Изменить размер шрифта - +
До декабря грибами пахнет. Тишина, вояки в такую рань по нынешним временам еще харю давят. Иду, напеваю. Вдруг… – Стежень сделал драматическую паузу.– Как мороз под сердце! Так с поднятой ногой и застыл. Господи, думаю, что за херня?

    Водитель фыркнул. Глеб Игоревич тоже улыбнулся, потом нахмурился и потер ушибленный висок.

    – Да уж,– сказал он.– Ладно. Ногу я поставил осторожненько, глазами повел: елочка. Знакомая. Та, да не та! Ветки не по природе задраны, да и поле у нее какое-то… кудлатое.

    – Это как? – спросил водитель.

    – Ну с нервностью такой… недревесной. Словами трудно описать, попробуй так въехать. Здесь притормози, Дмитрий, метров через пятьдесят – налево по бетонке.

    – Там тупик,– заметил Грошний.

    – Ты езжай, езжай,– ласково проговорил Стежень.– И слушай. Значит, елочка. Отстегнул я про всякое лихо топорик: если дрянь какая меня выглядывает – поостережется… Вот этот самый поворот… И к елочке. Иду, а идти не хочется. Совсем не хочется, Димон, ноги сами задом наперед изворачиваются. Но – любопытно! В лесу я, ты знаешь, считай, все изведал, спасибо Сермалю. В кедрачах жировал, по Закавказью чуть не год… шатался. А тут, дома,– этакое диво!

    Десять шагов прошел – что десять верст. Взмок, веришь, трясусь, как малярийный. Елочка – вот она, рядом. Корни голые из земли торчат. Наклонился – разглядеть… Ё-о! – Стежень хлопнул себя по колену.– С хрустом в висок! Полный иппон! В глазах – тьма, в башке – набат. Лежу мешком и, как сквозь туман, вижу: у ноги моей – корень. С руку толщиной. Извернулся, как червяк-переросток, и раз – петлей на лодыжку!

    Тут рассказчик сделал паузу. Не драматизма ради, а чтоб пот утереть. Какой уж тут, к хренам собачьим, драматизм!

    – В общем, прихватил меня и к земле прижал – как капканом. Боль адская! Взвыл я, Димон, топором маханул – и промахнулся. Целил в корень. А попал в ствол. Хорошо хоть ногу себе не оттяпал. Но крепко вогнал, на ладонь, не меньше. И тут словно завизжал кто-то. Мерзкий такой звучок – как хлыстом по ушам. Ветки надо мной замельтешили, а из елочки, прямо из ствола – выскочил! Черный такой, быстрый. Мелькнул, что твои нунчаки. Мелькнул и сгинул. Черт? Леший? Подумал сначала: может, померещилось? Перед глазами и так от боли – полная радуга. Ладно. Запихал боль подальше, выдернул топор, еле-еле, двумя руками. Корень, слава Богу, больше не шевелится. Я его рублю, скулю, как шакал на привязи. Хорошо – топор добрый, дедов. Управился, освободился. Сел, голову ощупал: висок – сам видишь, но кость цела. Ветка, что меня ударила, прямо над макушкой покачивается.

    – Куда теперь, налево? – перебил Грошний.

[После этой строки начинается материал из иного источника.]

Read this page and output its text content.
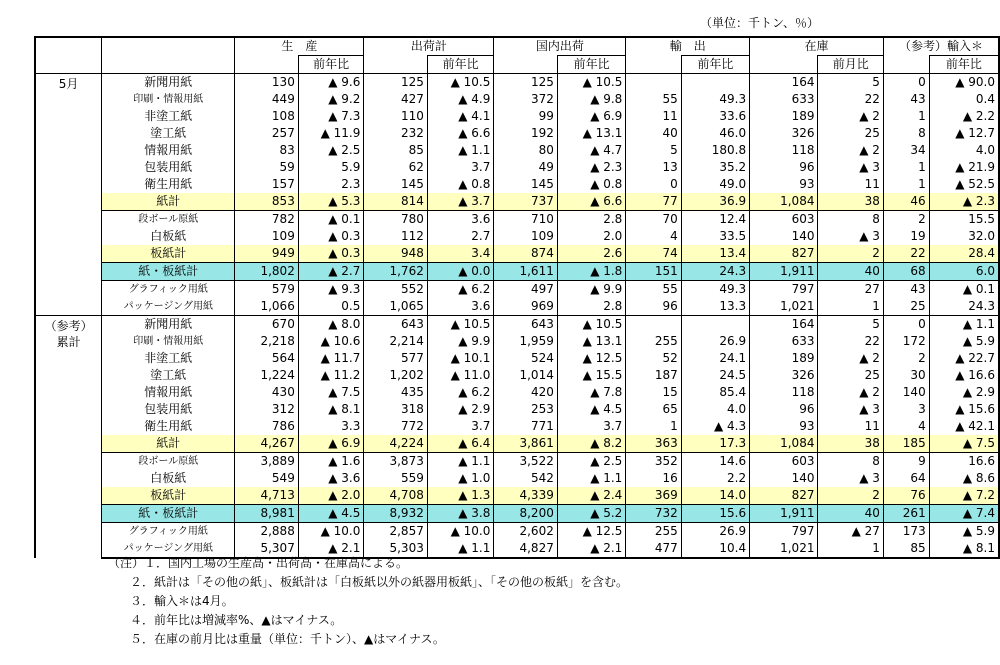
（単位：千トン、％）
		生　産		出荷計		国内出荷		輸　出		在庫		（参考）輸入＊	
			前年比		前年比		前年比		前年比		前月比		前年比
5月	新聞用紙	130	▲ 9.6	125	▲ 10.5	125	▲ 10.5			164	5	0	▲ 90.0
	印刷・情報用紙	449	▲ 9.2	427	▲ 4.9	372	▲ 9.8	55	49.3	633	22	43	0.4
	非塗工紙	108	▲ 7.3	110	▲ 4.1	99	▲ 6.9	11	33.6	189	▲ 2	1	▲ 2.2
	塗工紙	257	▲ 11.9	232	▲ 6.6	192	▲ 13.1	40	46.0	326	25	8	▲ 12.7
	情報用紙	83	▲ 2.5	85	▲ 1.1	80	▲ 4.7	5	180.8	118	▲ 2	34	4.0
	包装用紙	59	5.9	62	3.7	49	▲ 2.3	13	35.2	96	▲ 3	1	▲ 21.9
	衛生用紙	157	2.3	145	▲ 0.8	145	▲ 0.8	0	49.0	93	11	1	▲ 52.5
	紙計	853	▲ 5.3	814	▲ 3.7	737	▲ 6.6	77	36.9	1,084	38	46	▲ 2.3
	段ボール原紙	782	▲ 0.1	780	3.6	710	2.8	70	12.4	603	8	2	15.5
	白板紙	109	▲ 0.3	112	2.7	109	2.0	4	33.5	140	▲ 3	19	32.0
	板紙計	949	▲ 0.3	948	3.4	874	2.6	74	13.4	827	2	22	28.4
	紙・板紙計	1,802	▲ 2.7	1,762	▲ 0.0	1,611	▲ 1.8	151	24.3	1,911	40	68	6.0
	グラフィック用紙	579	▲ 9.3	552	▲ 6.2	497	▲ 9.9	55	49.3	797	27	43	▲ 0.1
	パッケージング用紙	1,066	0.5	1,065	3.6	969	2.8	96	13.3	1,021	1	25	24.3
（参考）
累計	新聞用紙	670	▲ 8.0	643	▲ 10.5	643	▲ 10.5			164	5	0	▲ 1.1
	印刷・情報用紙	2,218	▲ 10.6	2,214	▲ 9.9	1,959	▲ 13.1	255	26.9	633	22	172	▲ 5.9
	非塗工紙	564	▲ 11.7	577	▲ 10.1	524	▲ 12.5	52	24.1	189	▲ 2	2	▲ 22.7
	塗工紙	1,224	▲ 11.2	1,202	▲ 11.0	1,014	▲ 15.5	187	24.5	326	25	30	▲ 16.6
	情報用紙	430	▲ 7.5	435	▲ 6.2	420	▲ 7.8	15	85.4	118	▲ 2	140	▲ 2.9
	包装用紙	312	▲ 8.1	318	▲ 2.9	253	▲ 4.5	65	4.0	96	▲ 3	3	▲ 15.6
	衛生用紙	786	3.3	772	3.7	771	3.7	1	▲ 4.3	93	11	4	▲ 42.1
	紙計	4,267	▲ 6.9	4,224	▲ 6.4	3,861	▲ 8.2	363	17.3	1,084	38	185	▲ 7.5
	段ボール原紙	3,889	▲ 1.6	3,873	▲ 1.1	3,522	▲ 2.5	352	14.6	603	8	9	16.6
	白板紙	549	▲ 3.6	559	▲ 1.0	542	▲ 1.1	16	2.2	140	▲ 3	64	▲ 8.6
	板紙計	4,713	▲ 2.0	4,708	▲ 1.3	4,339	▲ 2.4	369	14.0	827	2	76	▲ 7.2
	紙・板紙計	8,981	▲ 4.5	8,932	▲ 3.8	8,200	▲ 5.2	732	15.6	1,911	40	261	▲ 7.4
	グラフィック用紙	2,888	▲ 10.0	2,857	▲ 10.0	2,602	▲ 12.5	255	26.9	797	▲ 27	173	▲ 5.9
	パッケージング用紙	5,307	▲ 2.1	5,303	▲ 1.1	4,827	▲ 2.1	477	10.4	1,021	1	85	▲ 8.1
（注）１．国内工場の生産高・出荷高・在庫高による。
２．紙計は「その他の紙」、板紙計は「白板紙以外の紙器用板紙」、「その他の板紙」を含む。
３．輸入＊は4月。
４．前年比は増減率%、▲はマイナス。
５．在庫の前月比は重量（単位：千トン）、▲はマイナス。
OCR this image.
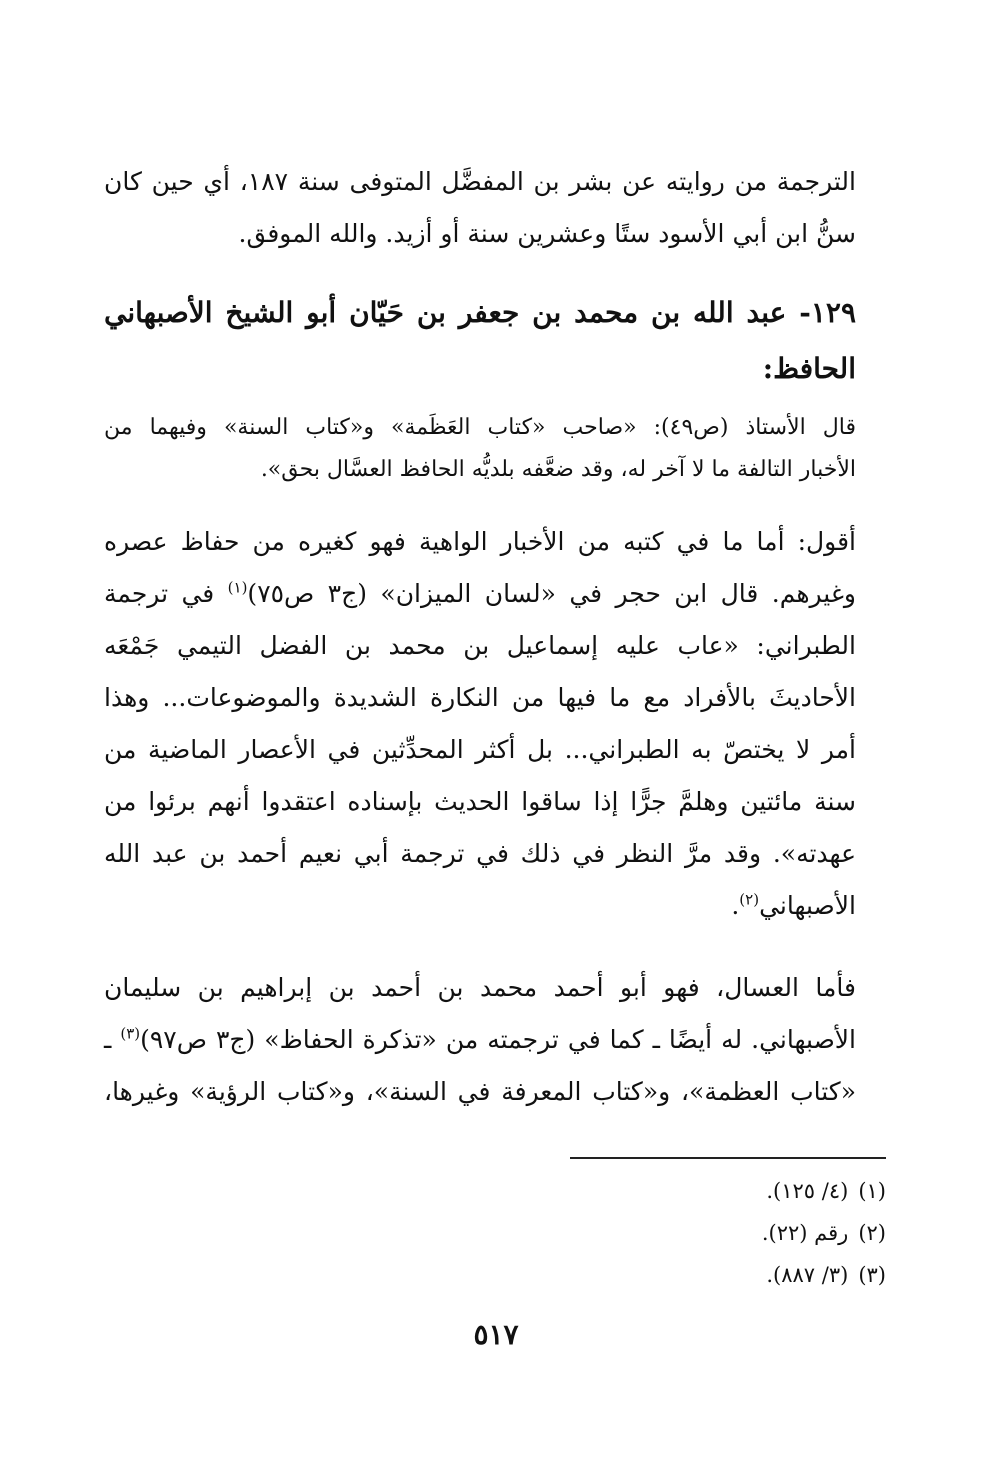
الترجمة من روايته عن بشر بن المفضَّل المتوفى سنة ١٨٧، أي حين كان
سنُّ ابن أبي الأسود ستًا وعشرين سنة أو أزيد. والله الموفق.
١٢٩- عبد الله بن محمد بن جعفر بن حَيّان أبو الشيخ الأصبهاني
الحافظ:
قال الأستاذ (ص٤٩): «صاحب «كتاب العَظَمة» و«كتاب السنة» وفيهما من
الأخبار التالفة ما لا آخر له، وقد ضعَّفه بلديُّه الحافظ العسَّال بحق».
أقول: أما ما في كتبه من الأخبار الواهية فهو كغيره من حفاظ عصره
وغيرهم. قال ابن حجر في «لسان الميزان» (ج٣ ص٧٥)$^{(١)}$ في ترجمة
الطبراني: «عاب عليه إسماعيل بن محمد بن الفضل التيمي جَمْعَه
الأحاديثَ بالأفراد مع ما فيها من النكارة الشديدة والموضوعات... وهذا
أمر لا يختصّ به الطبراني... بل أكثر المحدِّثين في الأعصار الماضية من
سنة مائتين وهلمَّ جرًّا إذا ساقوا الحديث بإسناده اعتقدوا أنهم برئوا من
عهدته». وقد مرَّ النظر في ذلك في ترجمة أبي نعيم أحمد بن عبد الله
الأصبهاني$^{(٢)}$.
فأما العسال، فهو أبو أحمد محمد بن أحمد بن إبراهيم بن سليمان
الأصبهاني. له أيضًا ـ كما في ترجمته من «تذكرة الحفاظ» (ج٣ ص٩٧)$^{(٣)}$ ـ
«كتاب العظمة»، و«كتاب المعرفة في السنة»، و«كتاب الرؤية» وغيرها،
(١)(٤/ ١٢٥).
(٢)رقم (٢٢).
(٣)(٣/ ٨٨٧).
٥١٧
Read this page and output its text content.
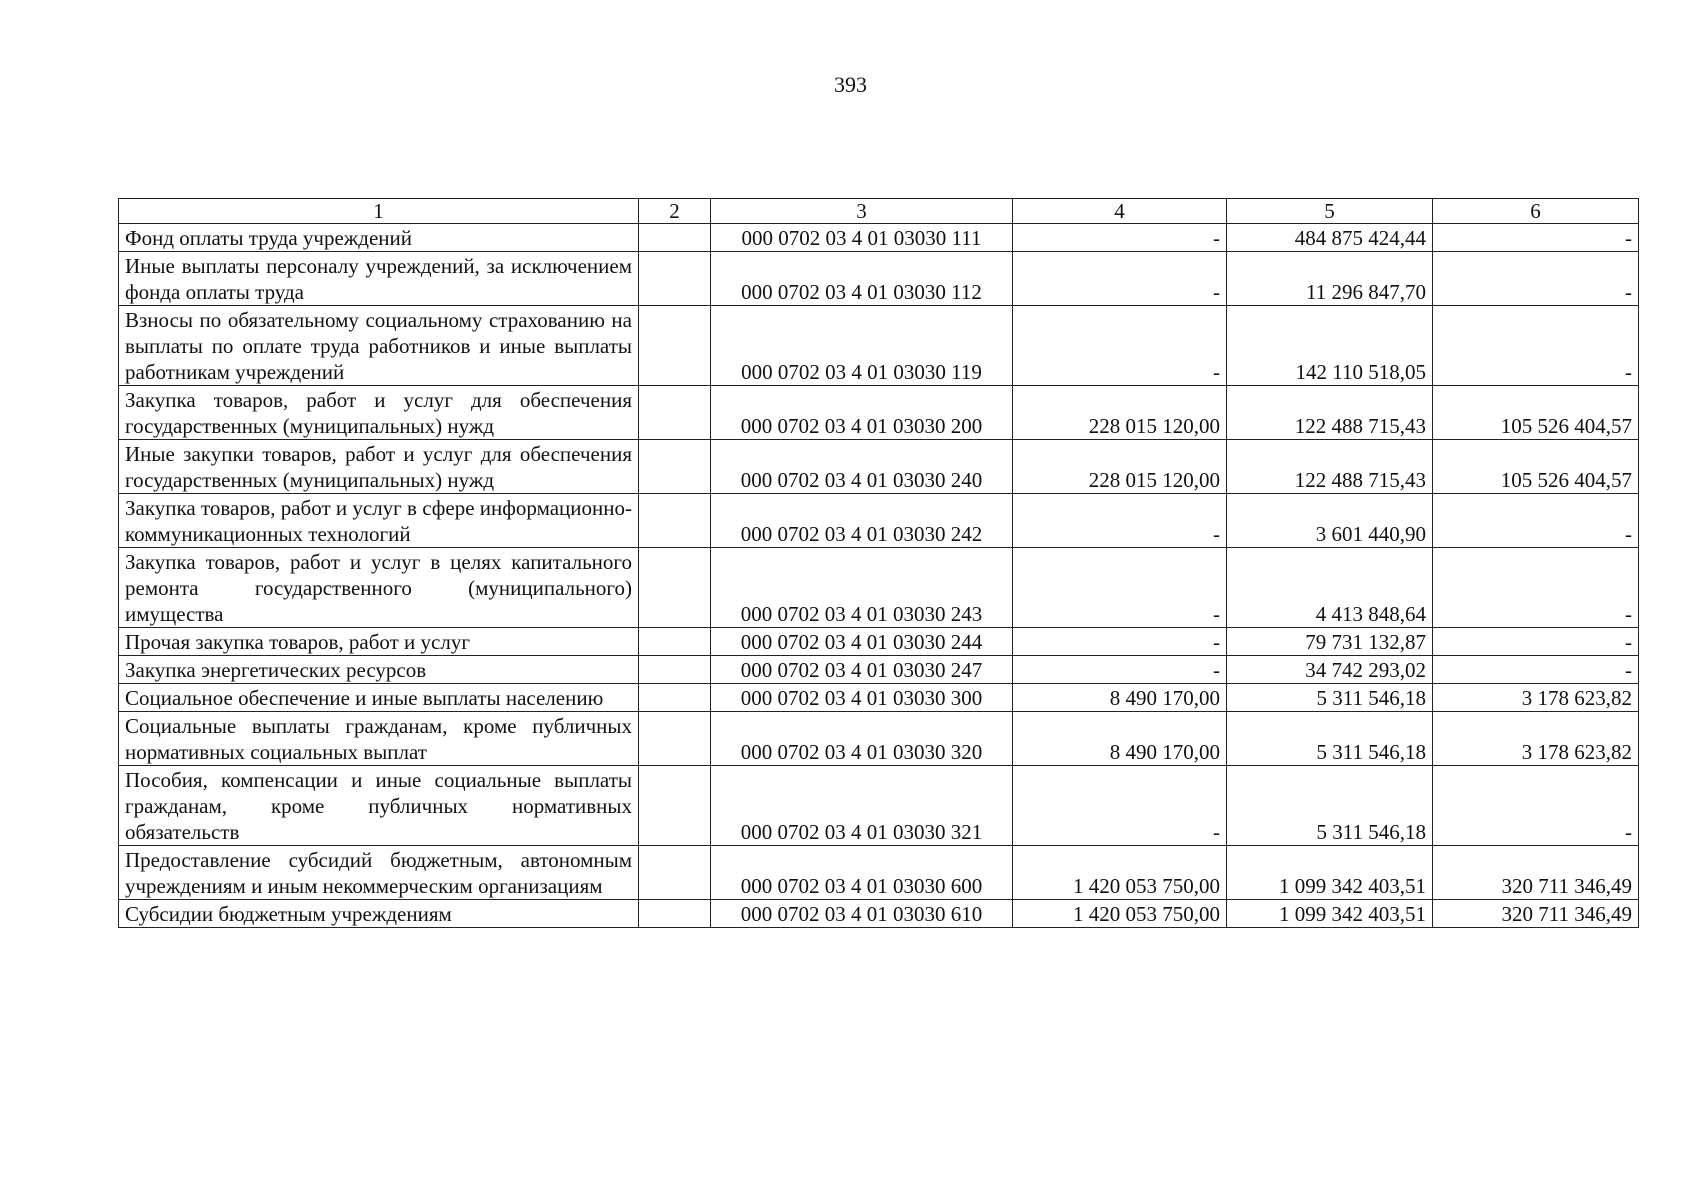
393
1	2	3	4	5	6
Фонд оплаты труда учреждений		000 0702 03 4 01 03030 111	-	484 875 424,44	-
Иные выплаты персоналу учреждений, за исключением фонда оплаты труда		000 0702 03 4 01 03030 112	-	11 296 847,70	-
Взносы по обязательному социальному страхованию на выплаты по оплате труда работников и иные выплаты работникам учреждений		000 0702 03 4 01 03030 119	-	142 110 518,05	-
Закупка товаров, работ и услуг для обеспечения государственных (муниципальных) нужд		000 0702 03 4 01 03030 200	228 015 120,00	122 488 715,43	105 526 404,57
Иные закупки товаров, работ и услуг для обеспечения государственных (муниципальных) нужд		000 0702 03 4 01 03030 240	228 015 120,00	122 488 715,43	105 526 404,57
Закупка товаров, работ и услуг в сфере информационно-коммуникационных технологий		000 0702 03 4 01 03030 242	-	3 601 440,90	-
Закупка товаров, работ и услуг в целях капитального ремонта государственного (муниципального) имущества		000 0702 03 4 01 03030 243	-	4 413 848,64	-
Прочая закупка товаров, работ и услуг		000 0702 03 4 01 03030 244	-	79 731 132,87	-
Закупка энергетических ресурсов		000 0702 03 4 01 03030 247	-	34 742 293,02	-
Социальное обеспечение и иные выплаты населению		000 0702 03 4 01 03030 300	8 490 170,00	5 311 546,18	3 178 623,82
Социальные выплаты гражданам, кроме публичных нормативных социальных выплат		000 0702 03 4 01 03030 320	8 490 170,00	5 311 546,18	3 178 623,82
Пособия, компенсации и иные социальные выплаты гражданам, кроме публичных нормативных обязательств		000 0702 03 4 01 03030 321	-	5 311 546,18	-
Предоставление субсидий бюджетным, автономным учреждениям и иным некоммерческим организациям		000 0702 03 4 01 03030 600	1 420 053 750,00	1 099 342 403,51	320 711 346,49
Субсидии бюджетным учреждениям		000 0702 03 4 01 03030 610	1 420 053 750,00	1 099 342 403,51	320 711 346,49
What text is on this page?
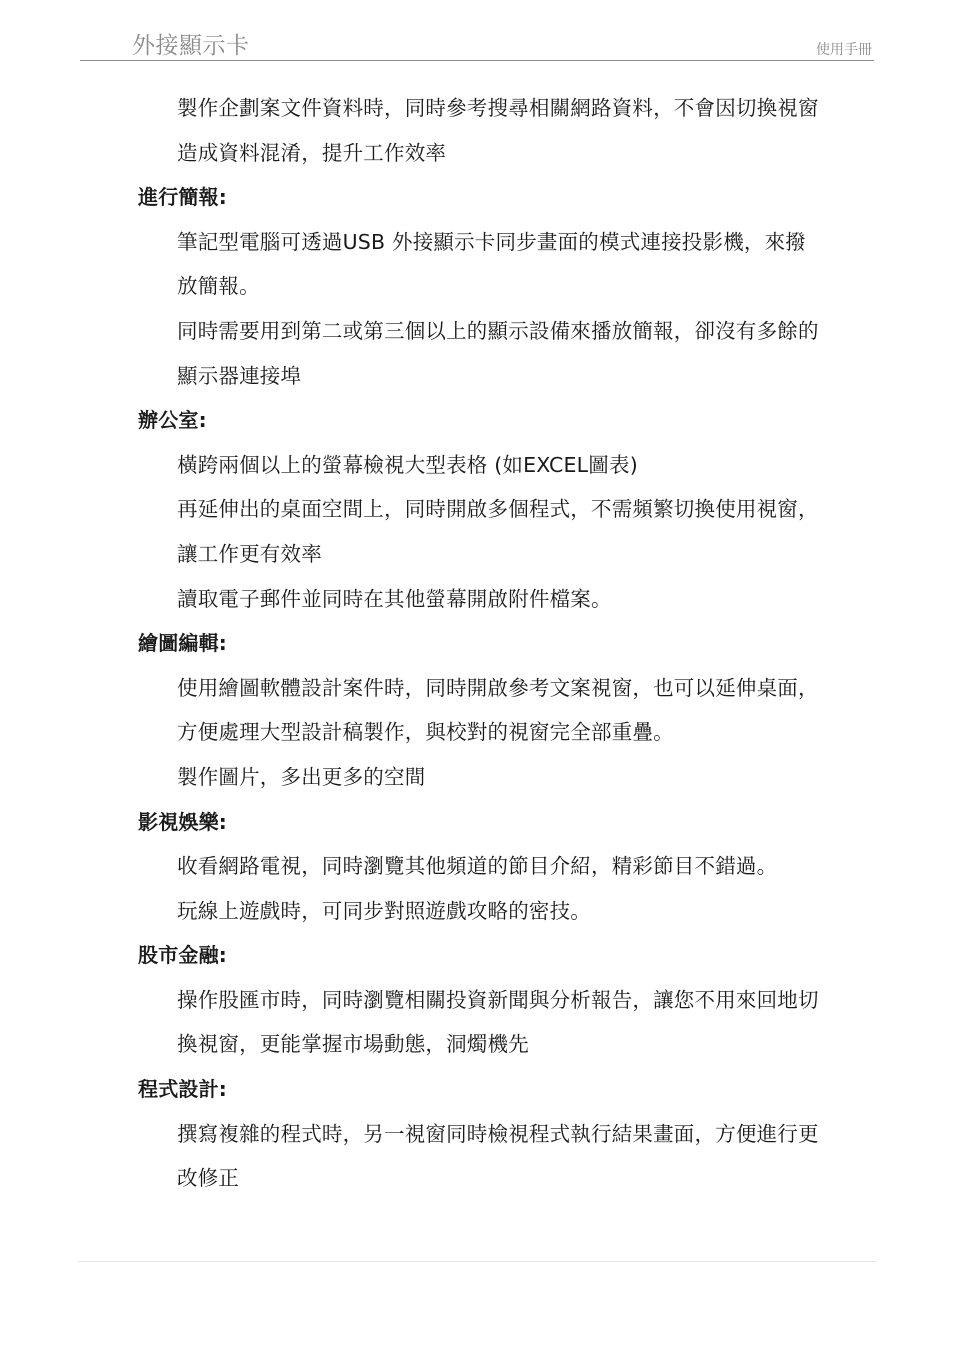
外接顯示卡	使用手冊
製作企劃案文件資料時，同時參考搜尋相關網路資料，不會因切換視窗
造成資料混淆，提升工作效率
進行簡報:
筆記型電腦可透過USB 外接顯示卡同步畫面的模式連接投影機，來撥
放簡報。
同時需要用到第二或第三個以上的顯示設備來播放簡報，卻沒有多餘的
顯示器連接埠
辦公室:
橫跨兩個以上的螢幕檢視大型表格 (如EXCEL圖表)
再延伸出的桌面空間上，同時開啟多個程式，不需頻繁切換使用視窗，
讓工作更有效率
讀取電子郵件並同時在其他螢幕開啟附件檔案。
繪圖編輯:
使用繪圖軟體設計案件時，同時開啟參考文案視窗，也可以延伸桌面，
方便處理大型設計稿製作，與校對的視窗完全部重疊。
製作圖片，多出更多的空間
影視娛樂:
收看網路電視，同時瀏覽其他頻道的節目介紹，精彩節目不錯過。
玩線上遊戲時，可同步對照遊戲攻略的密技。
股市金融:
操作股匯市時，同時瀏覽相關投資新聞與分析報告，讓您不用來回地切
換視窗，更能掌握市場動態，洞燭機先
程式設計:
撰寫複雜的程式時，另一視窗同時檢視程式執行結果畫面，方便進行更
改修正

    – Прямо. Короче, отполз я на карачках подальше. Чувствую, сейчас крыша потечет. Чтоб меня, травника, дерево ударило? Они ж меня любят! Ладно. Встал – ноги держат. Потрогал ствол – нормальный, живой, холода нет. Только дрожь изнутри. Но тоже нормальная – больное деревце. Ладно. Замазал надрубы землей, побрел к машине. А машины нет! Только след от разворота. А у меня ведь хоть машина и неказистая, но противоугонка – не просто железка с замком. Только дверь тронь – орать начнет, как олень в гону. Ты же слыхал?

    – Слыхал,– согласился Грошний.

    По днищу «Жигулей» застучал гравий.

    – Приехали,– сказал водитель.– Тупик. И «Нива» твоя вон стоит, если тебе интересно.

    Стежень распахнул дверцу, ухватил топор… Грошний поймал его за руку.